Air pollution is considered to be one of the most serious environmental problems worldwide because of its impact on human health [1, 2]. Particulate matter (PM), a major contributor to air pollution, is a heterogeneous mixture of solid and liquid elements in the air [3, 4]. Inhalation of PM into the body can cause severe respiratory diseases, such as asthma, pneumonia, and even lung cancer, and can also increase the severity of existing diseases [5, 6]. Social interest in the effects of PM is expanding to various research fields, such as identifying and predicting occurrence phenomena, developing detection devices and emission reduction technologies, and evaluating the health effects of PM to preserve human life.
The effect of PM on the human body is compounded by the degree of its toxicity according to the constituents and effects depending on its size or morphology [7–9]. The constituents of PM are distributed in various ways depending on the cause of occurrence and secondary pollution according to the air flow, and it is difficult to generalize the effects of PM toxicity on the human body due to variations among countries and regions in various environments [10]. However, these toxicity issues are strongly influenced by the size of PM [11]. A generalization of the impact of PM size on human health could significantly facilitate the prediction of its toxicity.

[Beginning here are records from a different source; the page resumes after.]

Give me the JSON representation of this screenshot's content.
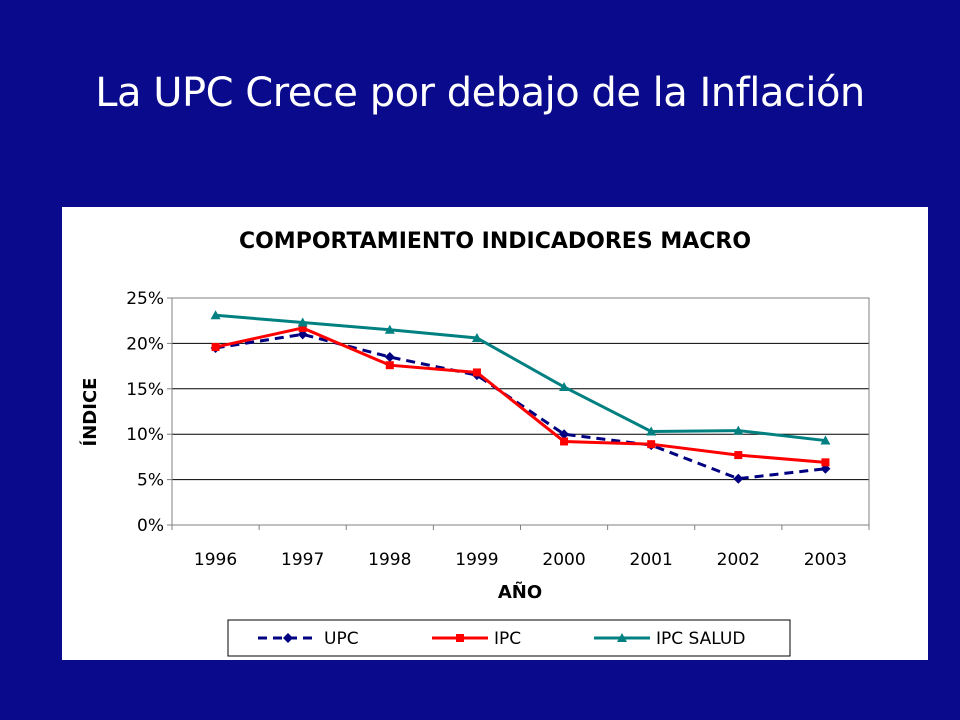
{
  "slide": {
    "title": "La UPC Crece por debajo de la Inflación"
  },
  "chart_data": {
    "type": "line",
    "title": "COMPORTAMIENTO INDICADORES MACRO",
    "xlabel": "AÑO",
    "ylabel": "ÍNDICE",
    "categories": [
      "1996",
      "1997",
      "1998",
      "1999",
      "2000",
      "2001",
      "2002",
      "2003"
    ],
    "ylim": [
      0,
      25
    ],
    "yticks": [
      0,
      5,
      10,
      15,
      20,
      25
    ],
    "ytick_labels": [
      "0%",
      "5%",
      "10%",
      "15%",
      "20%",
      "25%"
    ],
    "grid": true,
    "legend_position": "bottom",
    "series": [
      {
        "name": "UPC",
        "values": [
          19.5,
          21.0,
          18.5,
          16.5,
          10.0,
          8.8,
          5.1,
          6.2
        ],
        "color": "#000080",
        "line_style": "dashed",
        "marker": "diamond"
      },
      {
        "name": "IPC",
        "values": [
          19.6,
          21.7,
          17.6,
          16.8,
          9.2,
          8.9,
          7.7,
          6.9
        ],
        "color": "#ff0000",
        "line_style": "solid",
        "marker": "square"
      },
      {
        "name": "IPC SALUD",
        "values": [
          23.1,
          22.3,
          21.5,
          20.6,
          15.2,
          10.3,
          10.4,
          9.3
        ],
        "color": "#008080",
        "line_style": "solid",
        "marker": "triangle"
      }
    ]
  }
}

PM exhibits different deposition and distribution patterns in different respiratory tracts depending on its size [12]. Understanding the biological distribution of PM can enable prediction of its effects on human organs, as the toxic effects on surrounding organs depend on the pathway through which it travels and the duration of residence and accumulation after inhalation.
Based on the general criteria of aerodynamic diameters, PM is classified into coarse particles with a diameter of less than 10 µm (PM10), fine particles with a diameter of less than 2.5 µm (PM2.5), and ultra-fine particles with a diameter of less than 0.1 µm (PM0.1) [7, 9]. Larger (PM10) particles are primarily deposited by inertial impaction in large airway regions, including the oropharynx, trachea, and bronchi. The deposition of smaller particles in the trachea and bronchi occurs primarily through fast inhalation [13, 14]. PM2.5 particles are deposited via gravitational sedimentation along smaller airways, and particles smaller than 0.5 µm in diameter reach the alveoli by Brownian diffusion and are deposited there [15, 16].
Recent studies have demonstrated that ultra-fine particles have greater mass-based toxic effects than large particles. However, there is an urgent need for research on the effects of small particles
[17]. Although information on the biodistribution and assessment of the health effects of fine particles is available in several reports, only in vivo or ex vivo imaging using radioisotope-labeled or optical fluorescent-labeled materials as PMs has been attempted in a fragmented manner [14, 18]. Biodistribution analysis of fine or ultra-fine particles requires a comprehensive analysis including in vivo tracking along with in vitro tissue analysis to investigate particle interactions at the cellular level.
In this study, silica-based particles, which are highly amenable to engineering and modification, were used as model materials to simulate particulate matter, and near-infrared (NIR) dyes suitable for bioimaging were doped inside them to study their distribution in vivo and ex vivo. In particular, PM0.1 particles, small particles of less than 100 nm in diameter, and particles 2 µm or larger in diameter were separately synthesized and employed for the comparative analysis of distribution patterns. In addition, quantitative analysis of tissue images was performed and cellular uptake information was observed over an extended period (Fig. 1a).